There’s Nothing Boring About Routines
My life is full of routines. Meditation every morning. Same breakfast. A walk on the beach once a week. Gardening is a constant: weeding, re-arranging, cleaning. In July-August, when the figs are ripe and are falling on the ground like crazy, we need to pick them up at least twice a day. There’s nothing mundane or boring about these routines; in fact, they fill my life with inspiration. They are relaxing and anchoring. It makes sense. Babies and little kids thrive on routines —
a fixed schedule alleviates anxiety and gives them a sense of security. Predictable is comforting.
As adults, we sort of have to re-learn what came so naturally at first. UC Berkeley offers a free online “The Science of Happiness” class. Yale has something similar. Both courses suggest “strategies for achieving social and emotional well-being.”

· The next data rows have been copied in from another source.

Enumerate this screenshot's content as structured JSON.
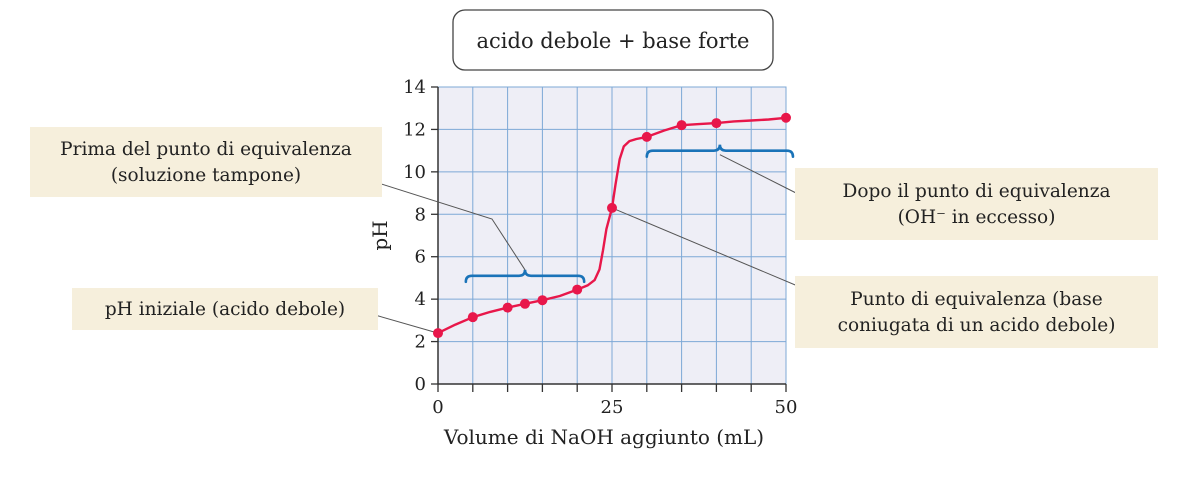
{
  "chart_data": {
    "type": "line",
    "title": "acido debole + base forte",
    "xlabel": "Volume di NaOH aggiunto (mL)",
    "ylabel": "pH",
    "xlim": [
      0,
      50
    ],
    "ylim": [
      0,
      14
    ],
    "x_ticks": [
      0,
      25,
      50
    ],
    "y_ticks": [
      0,
      2,
      4,
      6,
      8,
      10,
      12,
      14
    ],
    "grid": true,
    "series": [
      {
        "color": "#e8174a",
        "curve": [
          [
            0,
            2.4
          ],
          [
            2.5,
            2.8
          ],
          [
            5,
            3.15
          ],
          [
            7.5,
            3.4
          ],
          [
            10,
            3.6
          ],
          [
            12.5,
            3.78
          ],
          [
            15,
            3.95
          ],
          [
            17.5,
            4.15
          ],
          [
            20,
            4.45
          ],
          [
            21.5,
            4.65
          ],
          [
            22.5,
            4.9
          ],
          [
            23.2,
            5.4
          ],
          [
            23.7,
            6.3
          ],
          [
            24.2,
            7.3
          ],
          [
            25,
            8.3
          ],
          [
            25.5,
            9.4
          ],
          [
            26.1,
            10.6
          ],
          [
            26.7,
            11.2
          ],
          [
            27.5,
            11.45
          ],
          [
            28.5,
            11.55
          ],
          [
            30,
            11.65
          ],
          [
            32.5,
            11.95
          ],
          [
            35,
            12.2
          ],
          [
            37.5,
            12.25
          ],
          [
            40,
            12.3
          ],
          [
            42.5,
            12.38
          ],
          [
            45,
            12.42
          ],
          [
            47.5,
            12.47
          ],
          [
            50,
            12.55
          ]
        ],
        "points": [
          [
            0,
            2.4
          ],
          [
            5,
            3.15
          ],
          [
            10,
            3.6
          ],
          [
            12.5,
            3.78
          ],
          [
            15,
            3.95
          ],
          [
            20,
            4.45
          ],
          [
            25,
            8.3
          ],
          [
            30,
            11.65
          ],
          [
            35,
            12.2
          ],
          [
            40,
            12.3
          ],
          [
            50,
            12.55
          ]
        ]
      }
    ],
    "brackets": [
      {
        "x_from": 4,
        "x_to": 21,
        "y": 5.1,
        "color": "#1a73b8"
      },
      {
        "x_from": 30,
        "x_to": 51,
        "y": 11.0,
        "color": "#1a73b8"
      }
    ],
    "annotations": [
      {
        "lines": [
          "Prima del punto di equivalenza",
          "(soluzione tampone)"
        ],
        "target": [
          12.5,
          5.1
        ]
      },
      {
        "lines": [
          "pH iniziale (acido debole)"
        ],
        "target": [
          0,
          2.4
        ]
      },
      {
        "lines": [
          "Dopo il punto di equivalenza",
          "(OH⁻ in eccesso)"
        ],
        "target": [
          40.5,
          11.0
        ]
      },
      {
        "lines": [
          "Punto di equivalenza (base",
          "coniugata di un acido debole)"
        ],
        "target": [
          25,
          8.3
        ]
      }
    ],
    "colors": {
      "plot_background": "#eeeef6",
      "grid": "#7da8d6",
      "callout_background": "#f6efdc",
      "leader_line": "#555555"
    }
  }
}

Thankfully, I can rely on my routines to keep me happy. They boost my mood and energy, uplifting me. A slow-pace, as opposed to a jet-setting, lifestyle makes me self-aware.

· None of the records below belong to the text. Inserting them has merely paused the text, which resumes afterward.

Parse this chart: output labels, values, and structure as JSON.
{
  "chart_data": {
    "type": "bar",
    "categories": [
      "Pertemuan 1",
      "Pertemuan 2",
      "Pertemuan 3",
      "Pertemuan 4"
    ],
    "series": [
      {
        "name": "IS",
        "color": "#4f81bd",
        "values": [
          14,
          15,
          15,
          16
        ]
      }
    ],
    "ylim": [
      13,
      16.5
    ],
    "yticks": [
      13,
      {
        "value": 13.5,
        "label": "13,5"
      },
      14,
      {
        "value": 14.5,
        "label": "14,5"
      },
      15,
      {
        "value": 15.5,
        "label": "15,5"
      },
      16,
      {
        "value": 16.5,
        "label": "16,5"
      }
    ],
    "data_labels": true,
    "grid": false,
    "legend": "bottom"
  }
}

With routines in place, there’s no need to re-invent the wheel every day trying to come up with something new and entertaining. Because routines can have variety built into them.
For instance, one of my family’s weekend routines is a hike in Temescal Canyon. While mindfully engaging with the meandering path and feeling in command of the day, I immerse myself in the moment. I keep my alert senses wide open, soak in the transient sights, the aromas, the sounds. And nurture them within. The truth is, it feels different each time even if it’s the same hike. And as such, the process of looking around, noticing ever-changing details is extremely enjoyable.
I am echoing a point of view in a wonderful book by Alexandra Horowitz On Looking: Eleven Walks with Expert Eyes. It’s a description of eleven walks around a city block with eleven different “experts” that help the author see it in a completely new way every single time.
There’s nothing conventional or robot-like about me. Yet, I embrace routines habitually. The reason is that they afford the time to really pay attention and see the goodness all around. They help me achieve equilibrium.